A set of samples that are pre-defined by the person based on what the program should learn.
I wanted to build something where the program had no classifiers at all. It would build them over time based on similarities in the data. Obviously it's necessary to have a set of rules to find the data. These would be akin to the nodes however, I am not using nodes to find my data as such.
My initial experiments have been successful. I can find letters and images and the results flatten out nicely over random noise.
This was the easy part...The hard part, I think, will be the classification. I am still not entirely sure how I will go about doing it. But, I have a few ideas.
Basic Image Search and Match Process
Currently the tool makes three passes to try to determine information about the image.
1. Is a basic average. It breaks the image down into sections and then makes a comparison to previous images.
2. Looks for right angles.
3. Look for slopes.
I am planning to add one more filter for curves as well. This will help find letters like O or numbers like 8 that might match B.
Programming Languages
Currently this is built on PHP and Javascript.
Obviously the PHP is a bit slow and will be into the future moving forward so I plan to convert to Python soon.
I will likely keep the Javascript to display the results.
Database Structure
I am currently using SQLLite3. The abstraction for PHP appears to be very slow on my home server. I haven't had this issue in the past using Python. Yet another reason to switch.
CREATE TABLE class (id integer primary key autoincrement, color varchar(7),active boolean);
CREATE TABLE data (iid int,cid int,pixel boolean,x int,y int,certainty tinyint);
CREATE TABLE icinfo (iid int, cid int,x int,y int);
Classification
As stated in the opening to the article I plan to allow the program to dynamically create classifications by matching similar data.
( That's the plan )
I am thinking that I will use the K-nearest algorithm. The X or Y coord will likely be based on the weight and I was thinking of using the CID as the Y coordinate.

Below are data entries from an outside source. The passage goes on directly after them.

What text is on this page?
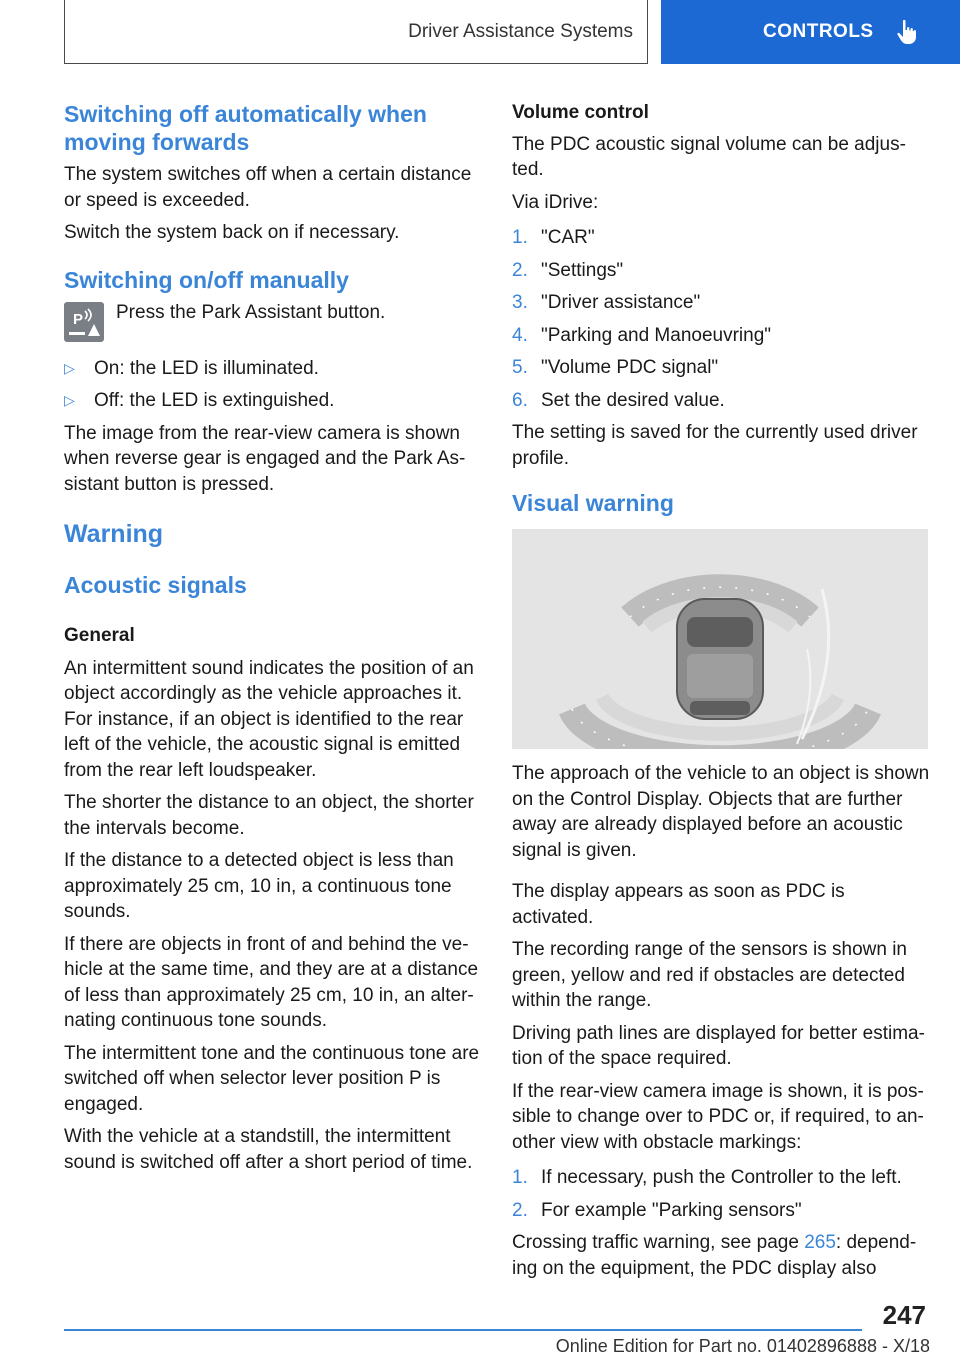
Driver Assistance Systems	CONTROLS
Switching off automatically when moving forwards

The system switches off when a certain distance or speed is exceeded.

Switch the system back on if necessary.

Switching on/off manually
P	Press the Park Assistant button.

▷	On: the LED is illuminated.
▷	Off: the LED is extinguished.

The image from the rear-view camera is shown when reverse gear is engaged and the Park As‐sistant button is pressed.

Warning
Acoustic signals

General

An intermittent sound indicates the position of an object accordingly as the vehicle approaches it. For instance, if an object is identified to the rear left of the vehicle, the acoustic signal is emitted from the rear left loudspeaker.

The shorter the distance to an object, the shorter the intervals become.

If the distance to a detected object is less than approximately 25 cm, 10 in, a continuous tone sounds.

If there are objects in front of and behind the ve‐hicle at the same time, and they are at a distance of less than approximately 25 cm, 10 in, an alter‐nating continuous tone sounds.

The intermittent tone and the continuous tone are switched off when selector lever position P is engaged.

With the vehicle at a standstill, the intermittent sound is switched off after a short period of time.

Volume control

The PDC acoustic signal volume can be adjus‐ted.

Via iDrive:

1. "CAR"
2. "Settings"
3. "Driver assistance"
4. "Parking and Manoeuvring"
5. "Volume PDC signal"
6. Set the desired value.

The setting is saved for the currently used driver profile.

Visual warning

The approach of the vehicle to an object is shown on the Control Display. Objects that are further away are already displayed before an acoustic signal is given.

The display appears as soon as PDC is activated.

The recording range of the sensors is shown in green, yellow and red if obstacles are detected within the range.

Driving path lines are displayed for better estima‐tion of the space required.

If the rear-view camera image is shown, it is pos‐sible to change over to PDC or, if required, to an‐other view with obstacle markings:

1. If necessary, push the Controller to the left.
2. For example "Parking sensors"

Crossing traffic warning, see page 265: depend‐ing on the equipment, the PDC display also

247
Online Edition for Part no. 01402896888 - X/18
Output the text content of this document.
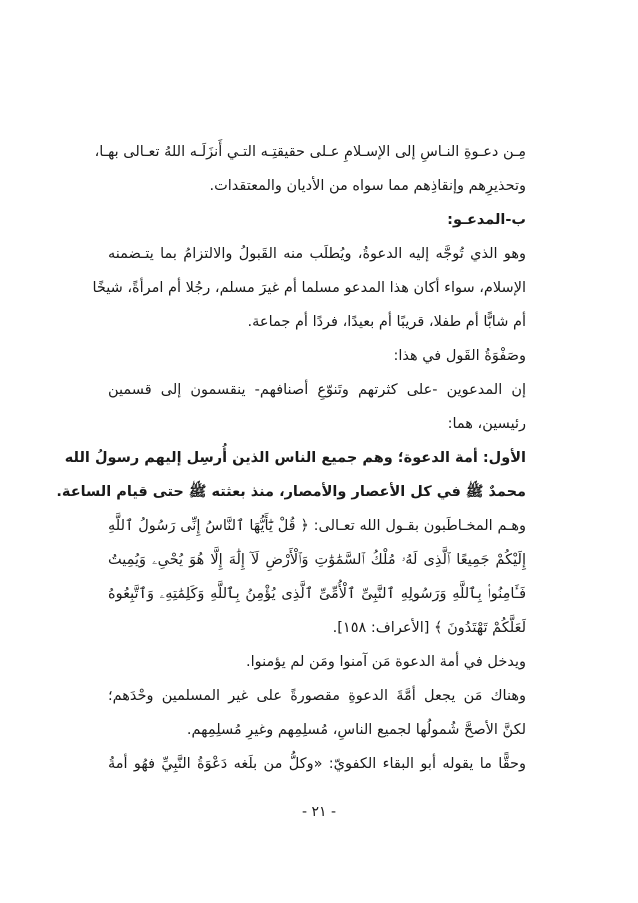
مِـن دعـوةِ النـاسِ إلى الإسـلامِ عـلى حقيقتِـه التـي أَنزَلَـه اللهُ تعـالى بهـا،
وتحذيرِهم وإنقاذِهم مما سواه من الأديان والمعتقدات.
ب-المدعـو:
وهو الذي تُوجَّه إليه الدعوةُ، ويُطلَب منه القَبولُ والالتزامُ بما يتـضمنه
الإسلام، سواء أكان هذا المدعو مسلما أم غيرَ مسلم، رجُلا أم امرأةً، شيخًا
أم شابًّا أم طفلا، قريبًا أم بعيدًا، فردًا أم جماعة.
وصَفْوَةُ القَول في هذا:
إن المدعوين -على كثرتهم وتَنوّعِ أصنافهم- ينقسمون إلى قسمين
رئيسين، هما:
الأول: أمة الدعوة؛ وهم جميع الناس الذين أُرسِل إليهم رسولُ الله
محمدٌ ﷺ في كل الأعصار والأمصار، منذ بعثته ﷺ حتى قيام الساعة.
وهـم المخـاطَبون بقـول الله تعـالى: ﴿ قُلْ يَٰٓأَيُّهَا ٱلنَّاسُ إِنِّى رَسُولُ ٱللَّهِ
إِلَيْكُمْ جَمِيعًا ٱلَّذِى لَهُۥ مُلْكُ ٱلسَّمَٰوَٰتِ وَٱلْأَرْضِ لَآ إِلَٰهَ إِلَّا هُوَ يُحْىِۦ وَيُمِيتُ
فَـَٔامِنُوا۟ بِٱللَّهِ وَرَسُولِهِ ٱلنَّبِىِّ ٱلْأُمِّىِّ ٱلَّذِى يُؤْمِنُ بِٱللَّهِ وَكَلِمَٰتِهِۦ وَٱتَّبِعُوهُ
لَعَلَّكُمْ تَهْتَدُونَ ﴾ [الأعراف: ١٥٨].
ويدخل في أمة الدعوة مَن آمنوا ومَن لم يؤمنوا.
وهناك مَن يجعل أمَّةَ الدعوةِ مقصورةً على غير المسلمين وحْدَهم؛
لكنَّ الأصحَّ شُمولُها لجميع الناسِ، مُسلِمِهم وغيرِ مُسلِمِهم.
وحقًّا ما يقوله أبو البقاء الكفويّ: «وكلُّ من بلَغه دَعْوَةُ النَّبِيِّ فهُو أمةُ
- ٢١ -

( I am still VERY unsure about this logic ).
The weight is built from multiple steps that basically can be broken into two main steps:
- Average pixels per section
- Average angles per section
I can store these two values as the X, Y for the K-nearest.
When the classifier runs this is based on the test image in relation to all the images.
Therefore, it can change the values and possibly even the classification of an image.
Example:
Here I show three existing classifiers. The large black dot represents an as of yet un-classified image. The cumulative distances to the images determines it's classification. Let's say in this case that the position is closest to blue. So it is classified as blue. Now let's say that in the future more green images are added but they are increasingly similar to the originally unclassified image. If enough are close to it, then it can the be reclassified as GREEN.